I also added an event capacity picker into our checkout experience before publishing an event. This would change prices in real-time.
I also included a “why is this important?” tooltip in the picker to further educate creators on why event capacity mattered, and how it affected the prices they were seeing in checkout.
Previously, users had to go back and forth from the Ticket step to the Publish step in order to “play around” with the price they were suggested. This prevented them from publishing their event because they didn’t have all the information they needed in one place to make an informed purchase decision. This design improvement greatly reduced the number to switch from one step to another.

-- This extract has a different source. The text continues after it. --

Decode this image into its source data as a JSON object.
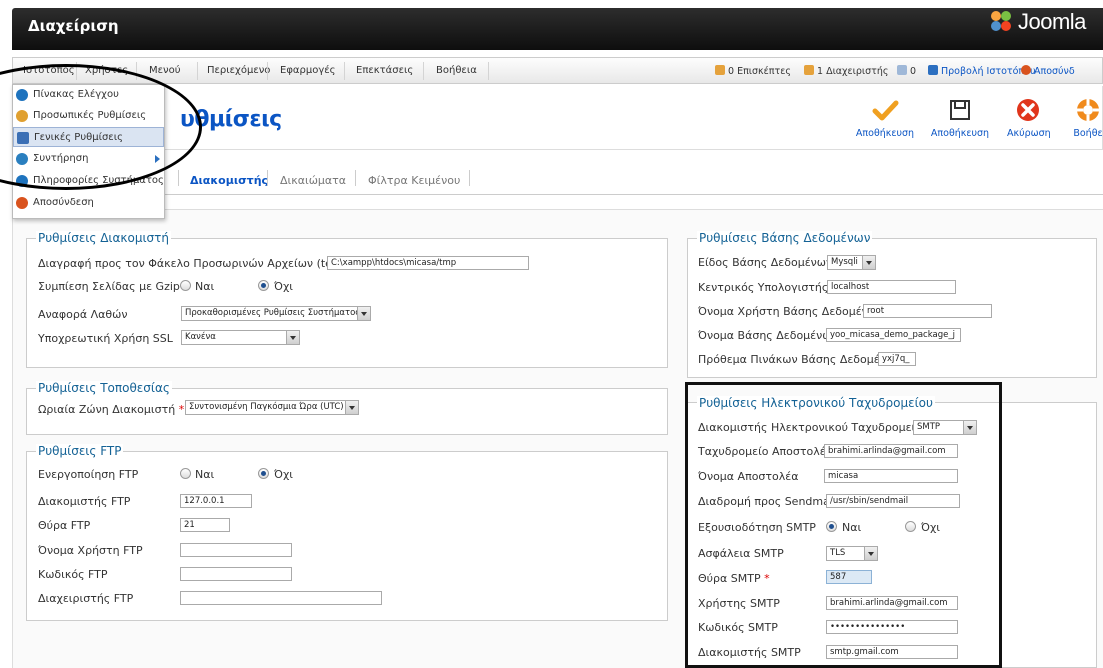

By making this change, we witnessed a 7% increase in conversion rate from Event Publish Start to Event Publish Checkout, and a 2% increase from Event Checkout Start to Event Publish! While these numbers might seem modest on the surface, the cumulative impact is substantial. Considering our large user base of nearly 300k users at the top of the funnel, this translates to an additional 5,000 users converting, each contributing to revenue growth. Moreover, nearly 100 users chose to upgrade to Pro (our subscription model) soon after this design improvement launched, which bolstered our Monthly Recurring Revenue (MRR). 🚀
But there’s always stuff I could’ve done better. Like…
Rephrasing the modal’s question. We found later in user research that a creator’s “want to sell” number is different than their “can realistically sell” number. This key phrasing greatly affected the user experience because creators were adding a capacity number that was aspirational, and higher than what they’d realistically sell. This led to more expensive packages that were suggested at checkout, which caused negative experiences.
By rephrasing the question to coach creators to input a capacity amount that they’d realistically sell, it could alleviate some of the sticker shock creators were experiencing at checkout before publishing their event.